Seoul, Aug 27: South Korea has effectively nationalised Daewoo Group to avoid throwing its second-largest conglomerate into formal bankruptcy, analysts said on Friday. Local banks nationalised last year after they were left insolvent by Asia's economic crisis are leading creditors who placed 12 of Daewoo's key affiliates -- including its big vehicle and home electronics firms -- into a debt restructuring programme late on Thursday. Payments on principal and most interest on the loans of these companies are to be frozen for three months. That will keep the massive Daewoo machine from coming to a screeching halt. And it avoids putting the group - which has 90,000 employees in Korea, accounts for more than 10 per cent of the country's exports and whose book value assets of 76 trillion won ($63 billion) are greater than the gross domestic product of the Philippines -- into formal bankruptcy, analysts said. "It's really ugly," said Stella Um, banking analyst for Ing Barings in Hong Kong, said of the debtworkout programme. "It shows how bad the situation is for Daewoo. It's a bankruptcy situation if they can't service the debt." "What is going on is a roundabout nationalisation of Daewoo entities," said Hank Morris, director of Seoul-based Industrial Research and Consulting.

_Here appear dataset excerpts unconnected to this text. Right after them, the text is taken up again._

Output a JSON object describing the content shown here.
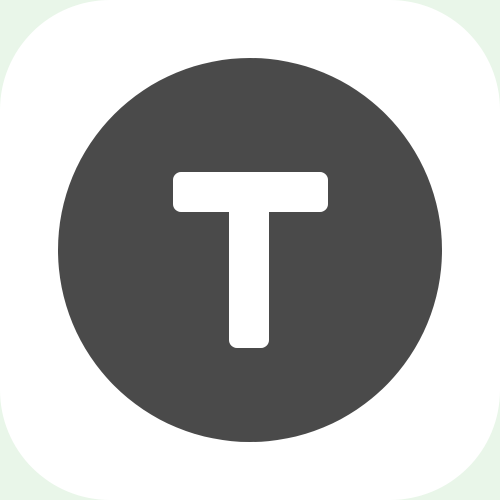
{
  "app_icon": {
    "icon": "letter-t-icon",
    "letter": "T",
    "colors": {
      "tile_background": "#ffffff",
      "badge": "#4a4a4a",
      "glyph": "#ffffff",
      "corner_tint": "#e9f6e9"
    }
  }
}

"The objective of the government and the Korean banks is to keep these units out of the bankruptcy process so they don't have to write off all these debts immediately," he said. "The government obviously does not want to leave Daewoo management in charge of the asset sale process," said Morris.

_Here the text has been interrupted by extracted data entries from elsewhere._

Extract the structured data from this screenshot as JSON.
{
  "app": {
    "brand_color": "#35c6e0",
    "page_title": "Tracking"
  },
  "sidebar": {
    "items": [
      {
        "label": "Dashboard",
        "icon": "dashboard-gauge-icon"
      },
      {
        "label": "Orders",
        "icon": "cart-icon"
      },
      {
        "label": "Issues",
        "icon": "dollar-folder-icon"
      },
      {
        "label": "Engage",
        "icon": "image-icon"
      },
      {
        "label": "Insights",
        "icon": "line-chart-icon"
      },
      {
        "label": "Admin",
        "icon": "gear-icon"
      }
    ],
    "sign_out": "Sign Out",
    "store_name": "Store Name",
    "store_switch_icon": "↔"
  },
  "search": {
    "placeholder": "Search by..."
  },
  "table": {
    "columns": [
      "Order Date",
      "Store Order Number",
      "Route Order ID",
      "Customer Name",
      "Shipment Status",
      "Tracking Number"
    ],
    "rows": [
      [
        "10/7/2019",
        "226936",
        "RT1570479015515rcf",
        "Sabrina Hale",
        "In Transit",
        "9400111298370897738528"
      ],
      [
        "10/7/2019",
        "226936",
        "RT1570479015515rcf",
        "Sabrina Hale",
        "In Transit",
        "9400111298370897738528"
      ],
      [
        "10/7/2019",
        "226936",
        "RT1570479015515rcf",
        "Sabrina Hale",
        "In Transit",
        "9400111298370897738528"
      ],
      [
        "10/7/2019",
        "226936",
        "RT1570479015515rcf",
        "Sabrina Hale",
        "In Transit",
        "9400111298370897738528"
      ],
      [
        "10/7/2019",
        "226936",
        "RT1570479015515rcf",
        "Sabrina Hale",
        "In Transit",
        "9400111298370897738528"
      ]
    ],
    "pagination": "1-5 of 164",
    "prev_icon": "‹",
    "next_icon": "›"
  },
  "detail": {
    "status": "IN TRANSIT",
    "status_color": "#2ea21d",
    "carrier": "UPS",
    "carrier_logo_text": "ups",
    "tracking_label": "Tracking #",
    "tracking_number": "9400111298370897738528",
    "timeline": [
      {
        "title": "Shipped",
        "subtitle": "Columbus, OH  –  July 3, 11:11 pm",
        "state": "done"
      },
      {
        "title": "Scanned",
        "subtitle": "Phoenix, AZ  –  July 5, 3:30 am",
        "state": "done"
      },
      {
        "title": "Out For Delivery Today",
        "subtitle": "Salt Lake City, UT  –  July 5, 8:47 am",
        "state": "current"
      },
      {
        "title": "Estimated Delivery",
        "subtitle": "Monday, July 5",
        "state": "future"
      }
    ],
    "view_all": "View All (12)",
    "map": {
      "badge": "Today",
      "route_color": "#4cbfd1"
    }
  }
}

Daewoo is supposed to sell major assets by the end of the year. Daewoo's Korean creditors over the next three months will "play a more proactive role in the group's restructuring in a more predictable and stable environment", said a statement from the Financial Supervisory Commission late on Thursday.

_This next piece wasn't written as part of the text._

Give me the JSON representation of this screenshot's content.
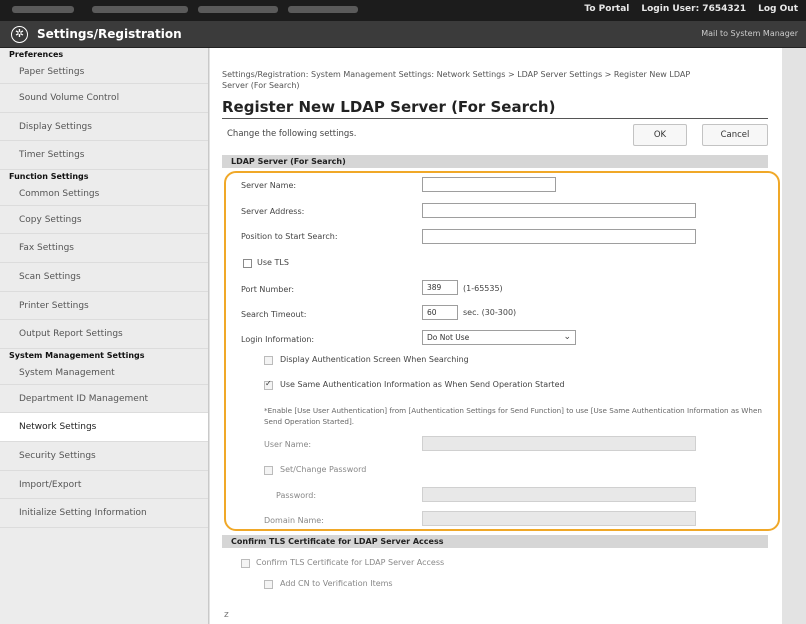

Daewoo owes some $10 billion to foreign creditors and it is not at all clear that they are all on board with the latest life support planfor the group. Daewoo said a meeting with its foreign creditors on Friday had been delayed until both sides sort through the workout with Korean creditors. The foreign creditors fall into two categories - those with Korean based operations and those which do not but who lent to one of Daewoo's many overseas entities.